Dana Malstaff is a mother, business & content strategist, coach, speaker, writer, podcaster, brainstorm facilitator, and blind spot reducer. As the founder of the Boss Mom Movement she serves Boss Moms who yearn for more time and less guilt when it comes to building their business and starting/raising their family, by providing the tools they need to get more out of their content and business, without sacrificing their family goals. With over 10 years of experience in process & program development, graphic design, content development, sales, and marketing Dana has worked to create customized behavior modification tools for over 300 companies nationwide, and has created courses that collectively have over 2,800 participants and growing.
Think Like A Journalist
“Life-fulfilling work is never about the money – when you feel true passion for something, you instinctively find ways to nurture it.” –Eileen Fisher, fashion designer.
Get really good at making sure you’re really solving problems as opposed to just addressing issues.
Recognize what you’re really, really good at and do that one thing. It’s your gift.
“I owe my success to my family environment growing up, which was one of creativity and action,” says Malstaff.
Dana comes from an entrepreneurial family. But she was working a career that consumed her life. Hear how she quit and started a family and entrepreneurship at the same time and succeeded at both!
When It Didn’t Work
Dana dealt with a tremendous amount of guilt when she was building her business. She questioned, “Can I love my children and my business?” Find out how guilt held her back and what she had to do to turn her business and personal life around.
Female Entrepreneurship: how you can balance motherhood, entrepreneurship, and personal fulfillment
Don’t always try to stay in balance. You won’t always have everything in balance. Understand that there will be times when you’re business will need you more or your family will need you more. Prepare for those times to alleviate stress.
Include your family in your business. Use your business as a tool to teach your children about entrepreneurship. Family and business can work together and overlap.
Develop a flex-schedule. Block your time based on “how much brain power” is needed for that block of time. Do you need complete isolation and massive brain power to get a task done? If so, solidly block times off.

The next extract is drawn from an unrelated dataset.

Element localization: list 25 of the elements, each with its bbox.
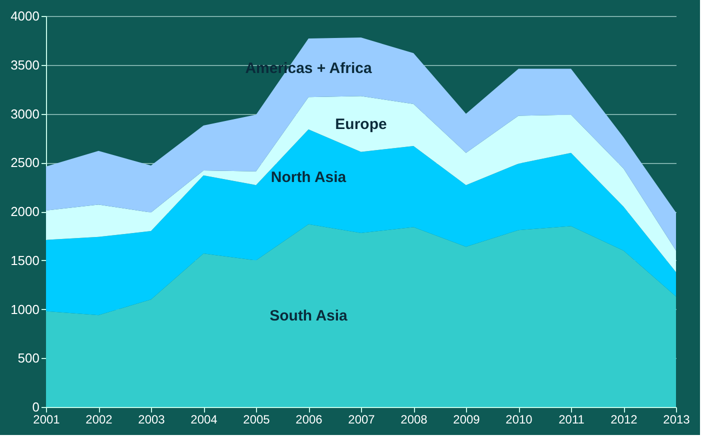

Assess your business and change your routines. Know your growth strategy and how you’ll handle the changes that are need to further develop your brand.
Don’t get stuck in the learning phase: take action. Get things done. Entrepreneurs take action. They learn and then apply what they’ve learned to take their business to the next level.
Share what’s happening in your business. “The best way to build a community is to share what you’re doing in your business. If you’ve waited until you’ve created something to tell people about it then you’re way, way past when you should’ve started talking about it. It’s going to be much harder to build momentum for whatever it is that you’re doing,” explains Malstaff.